Гриф секретности снят - Разведчики-нелегалы СССР и России

ModernLib.Net / Н. А. Шварев / Разведчики-нелегалы СССР и России - Чтение (Ознакомительный отрывок) (стр. 2)
Автор: Н. А. Шварев
Жанр:
Серия: Гриф секретности снят

 

 


На какое-то время А. Козлов был направлен в Данию. Каждый разведчик-нелегал должен иметь какую-либо профессию прикрытия. Перед выездом за рубеж его могли быстро сделать слесарем по ремонту автомашин, мастером по наладке и ремонту бытовой техники и тому подобное. Козлова подготовили как чертёжника, хотя эту профессию он ненавидел всеми фибрами души. По складу ума он был гуманитарием. Но никуда не денешься, и ему пришлось согласиться стать чертёжником.

В Копенгагене А. Козлов пришёл в один технический институт, где в числе прочих готовили чертёжников. Срок обучения в институте – три года. В разговоре с ректором он сказал, что хотел бы закончить обучение за три месяца. Тот посмотрел на Козлова ошалело, но нелегал спокойно объяснил ему, что он чертить умеет и ему нужен только диплом.

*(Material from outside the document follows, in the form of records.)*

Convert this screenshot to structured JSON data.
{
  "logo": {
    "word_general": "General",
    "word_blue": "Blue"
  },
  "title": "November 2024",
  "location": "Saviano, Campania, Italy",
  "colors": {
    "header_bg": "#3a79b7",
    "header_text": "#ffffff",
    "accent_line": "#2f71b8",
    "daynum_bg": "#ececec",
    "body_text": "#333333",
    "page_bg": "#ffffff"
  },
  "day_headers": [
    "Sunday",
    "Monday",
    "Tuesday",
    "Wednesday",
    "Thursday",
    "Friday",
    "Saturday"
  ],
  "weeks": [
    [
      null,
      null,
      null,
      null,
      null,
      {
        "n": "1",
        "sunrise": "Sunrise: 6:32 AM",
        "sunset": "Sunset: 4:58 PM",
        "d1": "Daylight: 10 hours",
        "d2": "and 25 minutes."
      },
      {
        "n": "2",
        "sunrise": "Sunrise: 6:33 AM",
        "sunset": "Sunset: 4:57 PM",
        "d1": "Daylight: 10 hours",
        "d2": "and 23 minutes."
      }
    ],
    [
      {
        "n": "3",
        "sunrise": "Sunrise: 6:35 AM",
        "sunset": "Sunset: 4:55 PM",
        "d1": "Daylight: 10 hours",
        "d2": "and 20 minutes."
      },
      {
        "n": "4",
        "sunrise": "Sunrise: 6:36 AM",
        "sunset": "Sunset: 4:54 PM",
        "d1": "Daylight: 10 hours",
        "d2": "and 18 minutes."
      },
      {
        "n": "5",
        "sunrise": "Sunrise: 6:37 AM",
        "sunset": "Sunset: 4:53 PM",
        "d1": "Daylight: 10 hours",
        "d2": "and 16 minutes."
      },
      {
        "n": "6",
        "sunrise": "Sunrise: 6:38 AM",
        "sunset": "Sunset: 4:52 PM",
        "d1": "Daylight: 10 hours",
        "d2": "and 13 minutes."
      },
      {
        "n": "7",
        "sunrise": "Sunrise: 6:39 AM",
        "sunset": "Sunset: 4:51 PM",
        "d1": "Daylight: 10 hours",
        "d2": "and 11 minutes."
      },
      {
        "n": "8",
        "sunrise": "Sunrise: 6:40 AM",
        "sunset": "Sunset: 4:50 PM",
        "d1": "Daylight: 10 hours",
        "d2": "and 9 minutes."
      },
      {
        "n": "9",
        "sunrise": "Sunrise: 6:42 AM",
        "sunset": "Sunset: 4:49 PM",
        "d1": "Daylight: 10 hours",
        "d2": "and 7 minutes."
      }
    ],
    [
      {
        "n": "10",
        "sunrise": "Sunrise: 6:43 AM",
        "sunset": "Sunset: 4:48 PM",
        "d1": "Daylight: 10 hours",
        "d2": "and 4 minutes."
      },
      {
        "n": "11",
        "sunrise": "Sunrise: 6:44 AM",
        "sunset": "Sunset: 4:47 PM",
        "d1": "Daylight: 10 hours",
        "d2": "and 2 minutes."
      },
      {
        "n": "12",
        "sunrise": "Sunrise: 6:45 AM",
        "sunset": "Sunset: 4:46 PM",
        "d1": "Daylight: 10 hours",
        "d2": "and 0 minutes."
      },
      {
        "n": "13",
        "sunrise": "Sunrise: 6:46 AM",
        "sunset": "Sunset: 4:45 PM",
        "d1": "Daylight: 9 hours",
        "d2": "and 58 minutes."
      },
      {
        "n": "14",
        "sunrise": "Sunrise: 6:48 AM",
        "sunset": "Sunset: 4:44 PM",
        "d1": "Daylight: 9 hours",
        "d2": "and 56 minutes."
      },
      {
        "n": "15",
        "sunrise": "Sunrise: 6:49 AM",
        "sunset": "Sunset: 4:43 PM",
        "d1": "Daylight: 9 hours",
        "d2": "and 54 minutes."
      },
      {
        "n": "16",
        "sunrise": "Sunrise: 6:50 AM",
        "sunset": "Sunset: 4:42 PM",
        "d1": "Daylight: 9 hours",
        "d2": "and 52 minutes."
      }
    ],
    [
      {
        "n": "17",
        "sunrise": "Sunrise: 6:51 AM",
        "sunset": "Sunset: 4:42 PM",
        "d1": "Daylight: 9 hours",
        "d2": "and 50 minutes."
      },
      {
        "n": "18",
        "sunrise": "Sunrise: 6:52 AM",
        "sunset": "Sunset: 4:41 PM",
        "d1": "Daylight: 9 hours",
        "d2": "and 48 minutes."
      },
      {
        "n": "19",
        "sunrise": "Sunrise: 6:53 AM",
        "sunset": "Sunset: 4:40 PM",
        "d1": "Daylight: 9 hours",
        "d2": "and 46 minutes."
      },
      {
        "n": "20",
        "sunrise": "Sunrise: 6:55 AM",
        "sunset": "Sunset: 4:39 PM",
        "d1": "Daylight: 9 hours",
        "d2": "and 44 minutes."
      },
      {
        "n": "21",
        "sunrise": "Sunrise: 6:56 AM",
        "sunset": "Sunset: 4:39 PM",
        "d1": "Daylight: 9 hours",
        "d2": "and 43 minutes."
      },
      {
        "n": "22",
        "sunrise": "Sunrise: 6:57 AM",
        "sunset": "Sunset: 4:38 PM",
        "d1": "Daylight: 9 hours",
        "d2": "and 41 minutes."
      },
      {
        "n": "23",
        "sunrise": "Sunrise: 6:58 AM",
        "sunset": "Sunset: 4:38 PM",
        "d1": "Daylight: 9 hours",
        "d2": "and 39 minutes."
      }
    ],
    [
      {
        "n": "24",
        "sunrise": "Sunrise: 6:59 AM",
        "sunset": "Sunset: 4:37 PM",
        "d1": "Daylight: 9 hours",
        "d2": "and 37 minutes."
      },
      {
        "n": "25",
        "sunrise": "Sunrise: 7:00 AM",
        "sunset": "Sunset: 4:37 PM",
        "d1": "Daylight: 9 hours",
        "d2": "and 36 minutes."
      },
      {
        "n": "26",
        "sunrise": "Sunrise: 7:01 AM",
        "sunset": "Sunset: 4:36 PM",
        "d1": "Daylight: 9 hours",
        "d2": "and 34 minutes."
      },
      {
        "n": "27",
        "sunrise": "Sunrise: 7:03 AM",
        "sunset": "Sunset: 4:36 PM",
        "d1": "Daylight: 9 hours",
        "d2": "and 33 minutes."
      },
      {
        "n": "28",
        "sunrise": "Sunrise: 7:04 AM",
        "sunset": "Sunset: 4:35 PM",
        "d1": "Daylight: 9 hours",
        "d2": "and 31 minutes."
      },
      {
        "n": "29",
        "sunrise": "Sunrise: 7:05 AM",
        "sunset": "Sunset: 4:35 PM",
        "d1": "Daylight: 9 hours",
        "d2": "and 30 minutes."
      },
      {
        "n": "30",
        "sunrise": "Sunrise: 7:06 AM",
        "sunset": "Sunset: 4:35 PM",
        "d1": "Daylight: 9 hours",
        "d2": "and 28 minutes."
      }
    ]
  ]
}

Тогда ректор пригласил какого-то преподавателя, они поговорили между собой и решили так: Козлову придётся заплатить за все три года обучения. Но если у него получится сдать все экзамены за три месяца, ему выдадут диплом об окончании института. Козлов добросовестно посещал институт каждый день, а иногда и по нескольку раз в день. Регулярно выполнял все задания и получил-таки датский диплом.

Далее Козлову предстояло совершить обкатку по нескольким странам, выбрать одну из них, в которой он якобы жил несколько лет и где он мог, по легенде, заработать прилично денег как иностранец. По паспорту он был немец, но паспорт – липовый. Сначала ему предложили выехать в Ливан. Туда он шёл на теплоходе из Неаполя. В пути познакомился с девушкой, прекрасно владевшей английским языком. Она потом в течение шести месяцев преподавала ему язык, и получилось все довольно неплохо.

В Ливане разведчик заметил, что ливанцы-арабы довольно неплохо относились к немцам. Что касается Дании, откуда он прибыл, то о существовании Королевства Датского там мало кто знал.

Затем по заданию Центра нелегал выехал в Алжир. Предстояло устроиться на длительное оседание в этой стране. Там ещё находились французские войска, но президентом был уже Ахмед Бен Белла[1].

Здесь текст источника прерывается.